The truth is that, one morning, desiring to see what kind of means of production, specifically hoes, the governmental apparatus had put within reach of the people to make more realistic the new act of contrition to which it called the masses, after labeling them as stupid masses, whose support cost two eyes from the face: you get sick of vagrancy, indiscipline, unproductivity, and finally, being like “pigeons” with beaks always open. . . I went through the stores to see what hoe we had within reach of our wallet for ridicule our yearning for leisure.

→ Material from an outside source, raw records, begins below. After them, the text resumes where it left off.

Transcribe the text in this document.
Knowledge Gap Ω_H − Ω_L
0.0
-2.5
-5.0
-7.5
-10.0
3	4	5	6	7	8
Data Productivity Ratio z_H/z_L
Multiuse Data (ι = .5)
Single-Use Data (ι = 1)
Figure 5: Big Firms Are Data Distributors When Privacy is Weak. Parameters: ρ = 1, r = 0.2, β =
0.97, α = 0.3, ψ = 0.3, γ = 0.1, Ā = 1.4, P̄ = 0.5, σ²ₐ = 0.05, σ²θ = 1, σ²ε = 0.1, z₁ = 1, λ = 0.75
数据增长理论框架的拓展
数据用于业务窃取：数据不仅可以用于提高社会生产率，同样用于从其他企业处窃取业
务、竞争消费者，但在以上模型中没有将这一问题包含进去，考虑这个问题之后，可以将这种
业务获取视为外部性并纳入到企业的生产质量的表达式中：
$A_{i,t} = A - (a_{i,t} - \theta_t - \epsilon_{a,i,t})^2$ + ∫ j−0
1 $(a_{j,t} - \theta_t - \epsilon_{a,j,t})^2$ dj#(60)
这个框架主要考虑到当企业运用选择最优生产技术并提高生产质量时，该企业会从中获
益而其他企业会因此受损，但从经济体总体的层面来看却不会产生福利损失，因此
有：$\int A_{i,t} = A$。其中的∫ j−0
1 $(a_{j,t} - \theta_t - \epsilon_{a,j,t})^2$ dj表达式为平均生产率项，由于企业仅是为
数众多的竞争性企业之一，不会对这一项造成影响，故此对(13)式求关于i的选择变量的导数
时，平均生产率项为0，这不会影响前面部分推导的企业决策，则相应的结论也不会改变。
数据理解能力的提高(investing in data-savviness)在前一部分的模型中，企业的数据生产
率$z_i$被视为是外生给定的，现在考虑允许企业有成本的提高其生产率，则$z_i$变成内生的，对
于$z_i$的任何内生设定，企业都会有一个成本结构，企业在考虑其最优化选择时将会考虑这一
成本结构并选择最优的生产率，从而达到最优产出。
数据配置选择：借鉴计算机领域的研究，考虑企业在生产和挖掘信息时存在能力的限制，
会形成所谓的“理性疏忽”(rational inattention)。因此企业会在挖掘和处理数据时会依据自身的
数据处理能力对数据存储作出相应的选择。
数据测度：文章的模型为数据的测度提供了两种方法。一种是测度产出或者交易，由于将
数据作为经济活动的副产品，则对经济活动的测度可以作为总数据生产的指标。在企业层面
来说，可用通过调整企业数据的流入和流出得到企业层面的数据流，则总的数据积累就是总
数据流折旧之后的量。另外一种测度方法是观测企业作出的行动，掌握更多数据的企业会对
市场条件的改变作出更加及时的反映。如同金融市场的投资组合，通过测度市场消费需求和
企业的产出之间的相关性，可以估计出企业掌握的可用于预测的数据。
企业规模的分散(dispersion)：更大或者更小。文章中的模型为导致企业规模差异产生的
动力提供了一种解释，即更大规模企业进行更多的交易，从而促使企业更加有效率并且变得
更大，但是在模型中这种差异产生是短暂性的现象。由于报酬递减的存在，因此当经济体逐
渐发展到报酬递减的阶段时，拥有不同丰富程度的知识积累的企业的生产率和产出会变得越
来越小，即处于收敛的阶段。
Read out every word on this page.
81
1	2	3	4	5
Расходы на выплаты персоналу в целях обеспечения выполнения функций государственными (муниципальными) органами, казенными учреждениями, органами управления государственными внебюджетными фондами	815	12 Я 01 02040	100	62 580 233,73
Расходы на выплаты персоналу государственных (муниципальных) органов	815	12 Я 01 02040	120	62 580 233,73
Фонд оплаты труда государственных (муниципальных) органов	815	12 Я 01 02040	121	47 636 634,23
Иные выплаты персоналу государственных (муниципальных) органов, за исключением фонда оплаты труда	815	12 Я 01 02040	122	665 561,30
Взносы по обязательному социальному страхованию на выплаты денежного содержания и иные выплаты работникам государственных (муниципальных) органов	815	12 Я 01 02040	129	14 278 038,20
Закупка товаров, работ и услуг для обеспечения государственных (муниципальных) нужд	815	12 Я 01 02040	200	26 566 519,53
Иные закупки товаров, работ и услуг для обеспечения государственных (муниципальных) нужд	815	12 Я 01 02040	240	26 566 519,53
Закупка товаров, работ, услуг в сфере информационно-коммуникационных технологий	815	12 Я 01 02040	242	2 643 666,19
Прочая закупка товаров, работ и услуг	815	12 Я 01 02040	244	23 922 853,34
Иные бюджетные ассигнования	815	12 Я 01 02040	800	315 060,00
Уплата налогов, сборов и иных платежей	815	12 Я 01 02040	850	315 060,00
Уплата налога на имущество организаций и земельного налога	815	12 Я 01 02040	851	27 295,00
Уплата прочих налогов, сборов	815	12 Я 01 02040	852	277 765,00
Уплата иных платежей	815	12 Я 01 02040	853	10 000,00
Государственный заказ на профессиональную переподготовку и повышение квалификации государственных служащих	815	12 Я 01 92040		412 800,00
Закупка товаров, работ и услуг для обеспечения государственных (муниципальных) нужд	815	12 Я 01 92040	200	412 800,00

I walked through the city with the suspicion that my search would be in vain. But, by luck, I had been mistaken. In the last establishment on my list, a little hardware store, I finally located the service of sale of hoes to the people, or better,to beexact: the sale of one hoe. There it waited, alone, abandoned. With the digits of the price it was enough to explain to me its marginal status among the merchandise, because it could barely be seen placed in a corner. It cost $22.45! Without doubt that seemed more like the number that identifies the photo of an assassin behind bars. With reason my hoe had its head down.
As is logical, I deduced that the exposed sample in the pillory of the ridiculous prices did not gather all the responsibility, it would be treated only as a sample, representing the shame of many more tools of its kind that would wait neatly inside of boxes for the return of the collective faith in agricultural work. But that clerk caught me in my error. There existed no more in the warehouse. This was the only one, or maybe, a Platonic archetype and, at the same time, its concrete manifestations: the Hoe. I wanted to make myself the discovering fool, apparently upset, if the scarcity was due to high demand, and the sharp clerk got me from my disguise with a crafty smile, telling me the price in case I had not seen it: “$22.45!” We laughed together.
No one remembered when it had arrived there, even if it was in the way among the other products, like a dead animal that would not decay, nobody claimed it but neither did the administration send it to the other world. Obviously, neither did I make a sign of paying for its rescue, because I was dissuaded by that prohibitive figure, the equivalent of more than an average monthly salary.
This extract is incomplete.